READ THIS: PRESENTATIONS
PRESENTATIONS: please take these seriously: they are an important part of your participation in the class. Your job when you present is to lead the discussion on the reading for that day. You may bring in some research, but most of all, you should be very well-prepared with insights, interpretations, and questions about the reading at hand. You may want to begin by summarizing the progress of the plot represented by the excerpt assigned on that day. Then you should have passages picked out for the class to discuss. You may want to be ready, also, with the posts for the day (you can copy and paste them and print them out). The purpose of the presentation is to give more responsibility to the classmembers and de-center the discussion a little bit (although I will still chime in). Here are your assignments, mostly random. 1. Wed. 3/30 Small Things, 84-147, Eidia. 2. 4/4 Small Things, 148-225, Hannah. 3. 4/6 Small Things, ending, Anna. 4. 4/11 Ondaatje, Dan. 5. 4/13 Mukherjee, Michael. 6. 4/18 Poppies, 3-87, Karol. 7. 4/20 Poppies, 88-156, Jason. 8. 4/25 Poppies, 157-226, Joe. 9. 4/27, Poppies, 227-342, Will. 10. 5/2 Poppies, 343-446, Rachel. 11. 5/4 Poppies, finish, Jane.
Sunday, February 27, 2011
Jane-Rushdie-2/28/2011
Throughout the narrative we find ourselves questioning Saleem as a reliable narrator and whether or not he is in fact, insane, which is why is find the opening paragraph of All- India Radio telling about Saleem's interpretation of history to be truthful. At the end of the passage when he says, "I reiterate, without a sense of shame, my unbelievable claim: after a curious accident in a washing-chest, I became a sort of radio" (Rushdie, 189) I was reminded of an earlier passage wherein several villagers find Saleem's grandfather's optimism in the face of revolt and bloodshed disconcerting: "The old men at the paan-shop at the top of Cornwallis Road chewed betel and suspected a trick.

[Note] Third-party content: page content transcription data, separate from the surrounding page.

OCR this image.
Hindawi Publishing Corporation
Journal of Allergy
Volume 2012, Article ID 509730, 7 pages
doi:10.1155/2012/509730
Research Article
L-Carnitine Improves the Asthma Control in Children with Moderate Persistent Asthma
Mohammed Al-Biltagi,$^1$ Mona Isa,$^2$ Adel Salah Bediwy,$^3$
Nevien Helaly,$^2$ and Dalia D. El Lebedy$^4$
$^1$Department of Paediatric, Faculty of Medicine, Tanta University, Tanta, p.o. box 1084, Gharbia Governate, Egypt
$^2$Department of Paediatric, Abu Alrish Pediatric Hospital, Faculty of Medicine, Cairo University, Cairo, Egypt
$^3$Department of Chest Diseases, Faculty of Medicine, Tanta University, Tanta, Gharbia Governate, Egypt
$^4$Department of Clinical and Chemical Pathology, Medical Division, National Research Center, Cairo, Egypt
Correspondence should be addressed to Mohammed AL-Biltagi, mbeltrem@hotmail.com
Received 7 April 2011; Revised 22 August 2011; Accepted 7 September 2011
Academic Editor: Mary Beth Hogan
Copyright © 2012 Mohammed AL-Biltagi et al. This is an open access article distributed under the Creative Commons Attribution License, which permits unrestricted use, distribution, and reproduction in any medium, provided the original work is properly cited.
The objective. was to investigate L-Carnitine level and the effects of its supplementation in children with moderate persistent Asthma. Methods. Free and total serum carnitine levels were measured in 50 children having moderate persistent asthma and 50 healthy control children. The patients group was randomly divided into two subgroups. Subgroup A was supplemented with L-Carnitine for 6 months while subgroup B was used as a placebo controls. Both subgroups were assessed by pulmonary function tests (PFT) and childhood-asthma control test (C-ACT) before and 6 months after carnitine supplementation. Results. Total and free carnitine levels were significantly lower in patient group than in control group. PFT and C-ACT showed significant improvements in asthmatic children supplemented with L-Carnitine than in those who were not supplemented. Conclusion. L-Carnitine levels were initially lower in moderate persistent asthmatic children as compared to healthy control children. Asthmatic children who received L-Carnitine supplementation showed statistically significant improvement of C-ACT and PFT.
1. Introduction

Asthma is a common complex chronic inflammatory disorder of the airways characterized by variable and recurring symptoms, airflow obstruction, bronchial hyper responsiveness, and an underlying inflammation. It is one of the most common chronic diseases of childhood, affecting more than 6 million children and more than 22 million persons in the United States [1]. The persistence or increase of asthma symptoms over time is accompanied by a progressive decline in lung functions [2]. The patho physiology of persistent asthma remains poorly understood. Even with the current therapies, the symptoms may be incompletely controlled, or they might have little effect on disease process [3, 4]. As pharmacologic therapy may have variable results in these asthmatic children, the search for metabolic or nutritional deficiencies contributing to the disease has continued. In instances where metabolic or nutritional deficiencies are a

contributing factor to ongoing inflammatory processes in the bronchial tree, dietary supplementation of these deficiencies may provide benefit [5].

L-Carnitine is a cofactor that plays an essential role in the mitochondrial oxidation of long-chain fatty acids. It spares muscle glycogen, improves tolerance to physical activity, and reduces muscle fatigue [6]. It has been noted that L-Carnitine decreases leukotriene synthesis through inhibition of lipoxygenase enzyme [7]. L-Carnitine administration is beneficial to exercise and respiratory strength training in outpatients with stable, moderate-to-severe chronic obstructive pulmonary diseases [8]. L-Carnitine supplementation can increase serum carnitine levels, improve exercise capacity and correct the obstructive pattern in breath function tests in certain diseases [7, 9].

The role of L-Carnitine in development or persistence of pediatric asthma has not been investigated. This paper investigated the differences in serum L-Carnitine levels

I have lived twice as long as I should have,the oldest one said, his voice cracking like an old radio because decades were rubbing up against each other around his vocal chords" (Rushdie, 38). This seems to correspond to Rushdie's metaphor of the distortion of the movie screen when seen up close to our perception of history when in the present. As another modern device, the likening of the old man to the garbled sounds of a radio being the result of decades past melding into one another speaks further Saleem comparing himself to a radio and whether then we can trust him as a reputable source of knowledge on India's past.